Pongamos que el Jovencito Virustein –sobran a estas alturas las presentaciones– es, al caso de la novela de Mary Shelley, el monstruo creado por un doctor, que se volvió loco y mató a este, y ahora campa a las mil maravillas, infectando a diestro y siniestro, y mutando, sin que nadie ni nada se le ponga por delante, en cuanto que no cabe ponerle coto ni camisa de fuerza con los medios conocidos.
Pongamos que las recién aprobadas vacunas surtan efecto y, vean, se acabó el cuento, y pongamos que no, que, siendo peor el remedio que la enfermedad, nos la líen aún más y el bicho salga indemne, y (a saber) hasta reforzado, y (también “a saber”) nosotros irreversible e impepinablemente tocados. ¿Quién puede decir?
Pongamos, si no es mucho poner, que Jovencito Virustein sigue y sigue haciendo de las suyas, poniendo en jaque a las economías y los distintos sistemas políticos que nos rigen y gobiernan, y que tales se desmoronan y caen porque ignoran cómo reducirlo. ¿Saben lo que eso significaría? Pongamos que sí.
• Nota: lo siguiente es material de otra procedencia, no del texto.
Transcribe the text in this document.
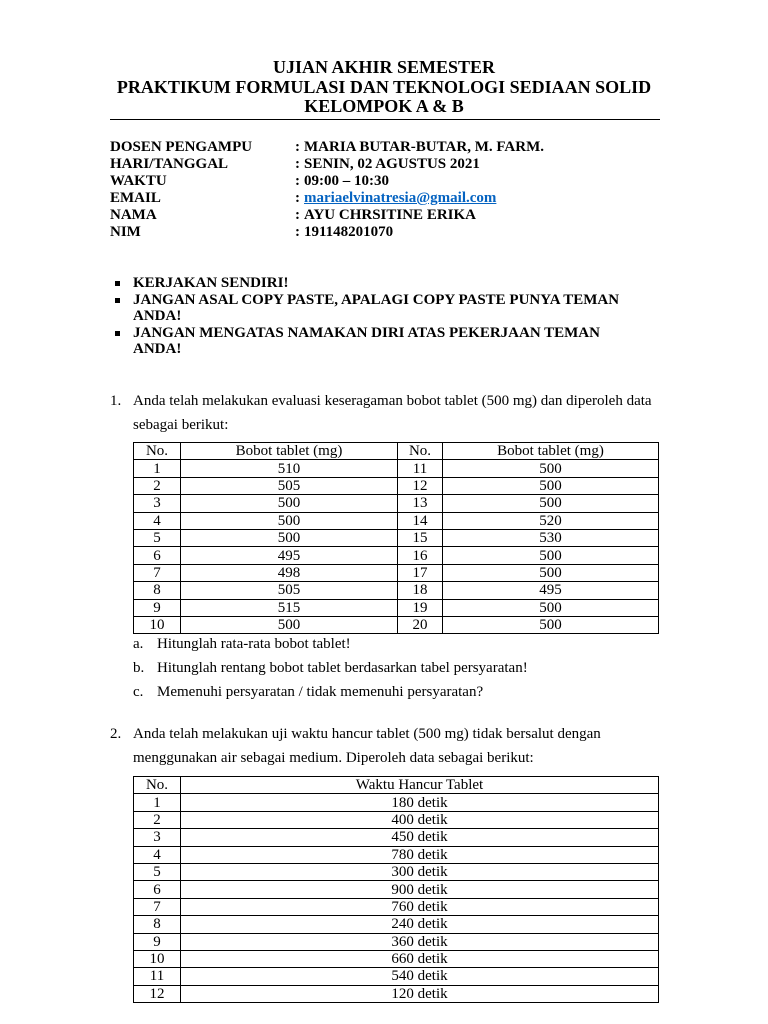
UJIAN AKHIR SEMESTER
PRAKTIKUM FORMULASI DAN TEKNOLOGI SEDIAAN SOLID
KELOMPOK A & B
DOSEN PENGAMPU	: MARIA BUTAR-BUTAR, M. FARM.
HARI/TANGGAL	: SENIN, 02 AGUSTUS 2021
WAKTU	: 09:00 – 10:30
EMAIL	: mariaelvinatresia@gmail.com
NAMA	: AYU CHRSITINE ERIKA
NIM	: 191148201070
KERJAKAN SENDIRI!
JANGAN ASAL COPY PASTE, APALAGI COPY PASTE PUNYA TEMAN ANDA!
JANGAN MENGATAS NAMAKAN DIRI ATAS PEKERJAAN TEMAN ANDA!
1. Anda telah melakukan evaluasi keseragaman bobot tablet (500 mg) dan diperoleh data sebagai berikut:
No.	Bobot tablet (mg)	No.	Bobot tablet (mg)
1	510	11	500
2	505	12	500
3	500	13	500
4	500	14	520
5	500	15	530
6	495	16	500
7	498	17	500
8	505	18	495
9	515	19	500
10	500	20	500
a. Hitunglah rata-rata bobot tablet!
b. Hitunglah rentang bobot tablet berdasarkan tabel persyaratan!
c. Memenuhi persyaratan / tidak memenuhi persyaratan?
2. Anda telah melakukan uji waktu hancur tablet (500 mg) tidak bersalut dengan menggunakan air sebagai medium. Diperoleh data sebagai berikut:
No.	Waktu Hancur Tablet
1	180 detik
2	400 detik
3	450 detik
4	780 detik
5	300 detik
6	900 detik
7	760 detik
8	240 detik
9	360 detik
10	660 detik
11	540 detik
12	120 detik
Pero pongamos que, al estilo del avestruz, no quieren saberlo (ni ustedes ni nadie) y que todo se vuelve una desesperada huída hacia adelante, en un claro sálvese quien pueda. ¿Entonces qué? ¿Qué? ¿Qué?
Pongamos que, aunque sigan pretendiendo vendernos sus motos, las autoridades al uso, ante lo que no son sino claras evidencias de sus iterados fracasos, tiran la toalla y, tras hacer una y otra vez agua, se declaran ineptas e incompetentes para neutralizar al Jovencito Virustein.
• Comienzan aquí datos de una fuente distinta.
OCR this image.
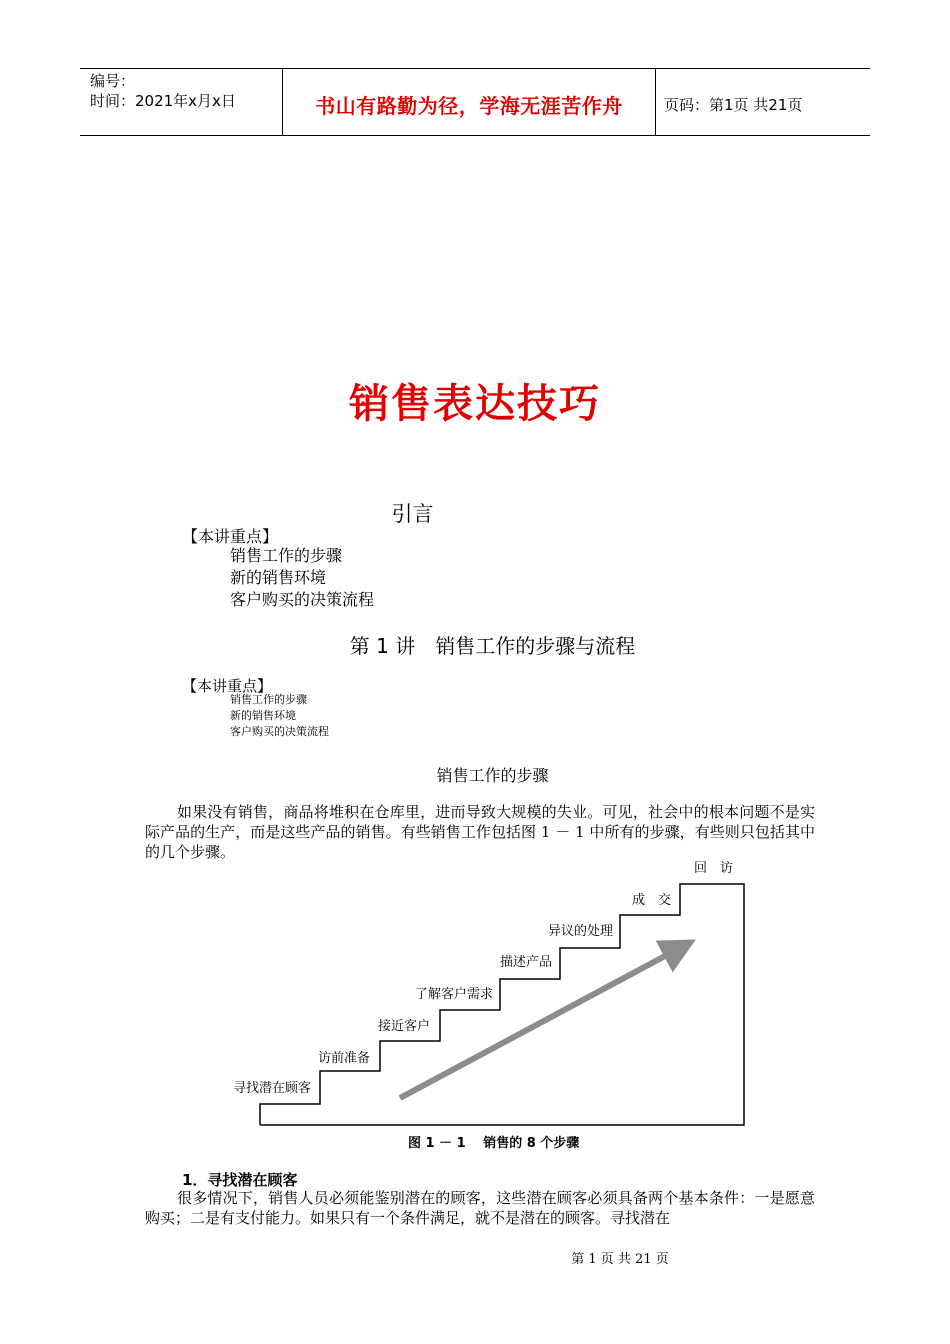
编号：
时间：2021年x月x日	书山有路勤为径，学海无涯苦作舟	页码：第1页 共21页
销售表达技巧
引言
【本讲重点】
销售工作的步骤
新的销售环境
客户购买的决策流程
第 1 讲　销售工作的步骤与流程
【本讲重点】
销售工作的步骤
新的销售环境
客户购买的决策流程
销售工作的步骤
如果没有销售，商品将堆积在仓库里，进而导致大规模的失业。可见，社会中的根本问题不是实际产品的生产，而是这些产品的销售。有些销售工作包括图 1 － 1 中所有的步骤，有些则只包括其中的几个步骤。
寻找潜在顾客
访前准备
接近客户
了解客户需求
描述产品
异议的处理
成　交
回　访
图 1 － 1　 销售的 8 个步骤
1．寻找潜在顾客
很多情况下，销售人员必须能鉴别潜在的顾客，这些潜在顾客必须具备两个基本条件：一是愿意购买；二是有支付能力。如果只有一个条件满足，就不是潜在的顾客。寻找潜在
第 1 页 共 21 页
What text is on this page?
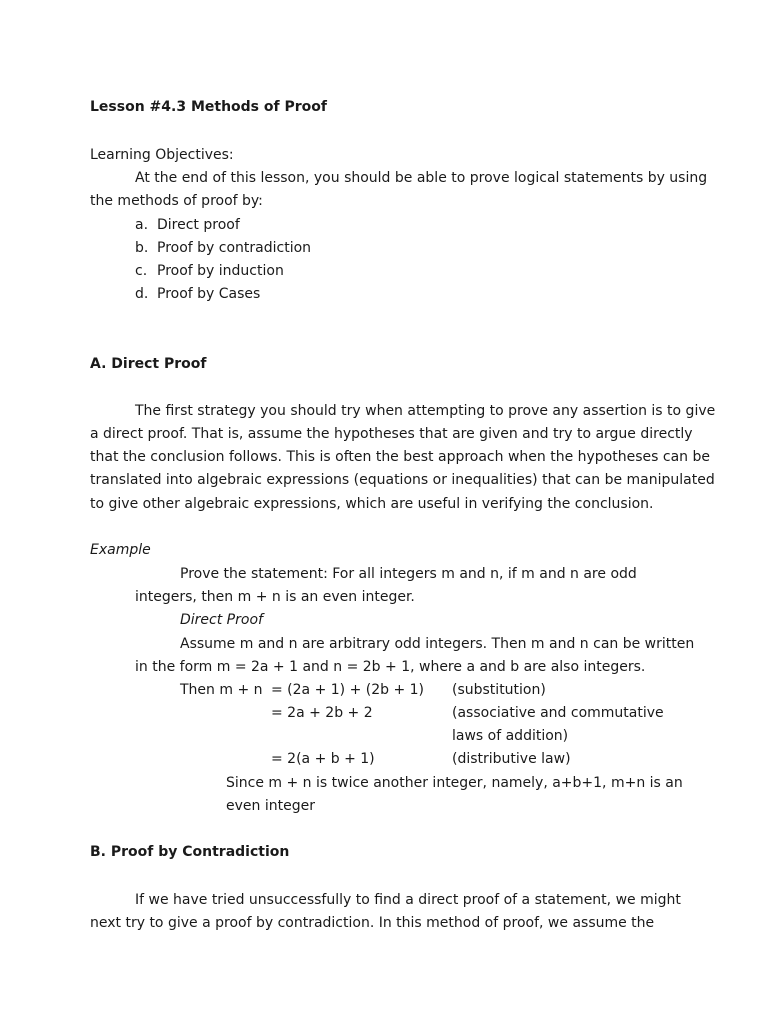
Lesson #4.3 Methods of Proof
Learning Objectives:
At the end of this lesson, you should be able to prove logical statements by using
the methods of proof by:
a. Direct proof
b. Proof by contradiction
c. Proof by induction
d. Proof by Cases
A. Direct Proof
The first strategy you should try when attempting to prove any assertion is to give
a direct proof. That is, assume the hypotheses that are given and try to argue directly
that the conclusion follows. This is often the best approach when the hypotheses can be
translated into algebraic expressions (equations or inequalities) that can be manipulated
to give other algebraic expressions, which are useful in verifying the conclusion.
Example
Prove the statement: For all integers m and n, if m and n are odd
integers, then m + n is an even integer.
Direct Proof
Assume m and n are arbitrary odd integers. Then m and n can be written
in the form m = 2a + 1 and n = 2b + 1, where a and b are also integers.
Then m + n = (2a + 1) + (2b + 1) (substitution)
= 2a + 2b + 2	(associative and commutative
laws of addition)
= 2(a + b + 1)	(distributive law)
Since m + n is twice another integer, namely, a+b+1, m+n is an
even integer
B. Proof by Contradiction
If we have tried unsuccessfully to find a direct proof of a statement, we might
next try to give a proof by contradiction. In this method of proof, we assume the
Ya que nos ponemos, pongamos que entonces nos pilla el toro y que, rizando el rizo, se lía… ¡la de Dios!
Pero antes pongamos que, tal y como lo estamos viviendo, o sea, tras toda una serie de apoteosis en la criminal carrera del Jovencito Virustein, la humanidad, tras sus reiterados desengaños, opta por dar de lado a la cuadriculada medicina oficial –¡menuda decisión!– y se abre, de par en par, a otros tipos de extraños o inexplicados o exóticos o mágicos remedios, innovadoras propuestas y raras consideraciones; y así alguien se acuerda del Mago Merlín y de que érase una vez que hubo un lugar llamado Hamelín, en el que un flautista… o del muérdago, que era la base de la Poción Mágica… o de que el baile de la tarantella curaba de la picadura de la tarántula… o de que llevar una pata de conejo en el bolsillo traía buena suerte… o de que el ajo ahuyenta a los vampiros… o de que «¡sana, sanita, culo de rana, si no sana hoy, sanará mañana!» y «¡abracadabra!» eran Palabras Mágicas… o de que cierto curandero usaba las hojas de la chumbera para… o que una rebajada dosis de kriptonita podría ser, llegado el caso, la solución.
Pongamos que entonces todo el planeta se convierte en un descomunal laboratorio de magia y, por poner, pongamos que algunos de dichos extraños remedios resultan efectivos y queda al descubierto y a tiro el punto flaco del ya no tan jovencito Virustein y entonces… ¡Ay, de ti, vil! ¡Mal rayo te parta!
Pongamos entonces que las huestes de Virustein no precisasen de médicos sino de poetas o bardos, de músicos o teclas, de chamanes y brujos, de cierta planta que crece en las breñas o de cruzar el arco de un abanico de gemas o, sencillamente, de estar todo el santo día al sol a pan candeal y agua bailando polkas al revés, por poner algo; y pongamos que, hela ahí, nuestra salud se restablece cargada de lecciones como puños.
Pongamos entonces que ponemos «¡colorín, colorado!», y damos este cuento por terminado.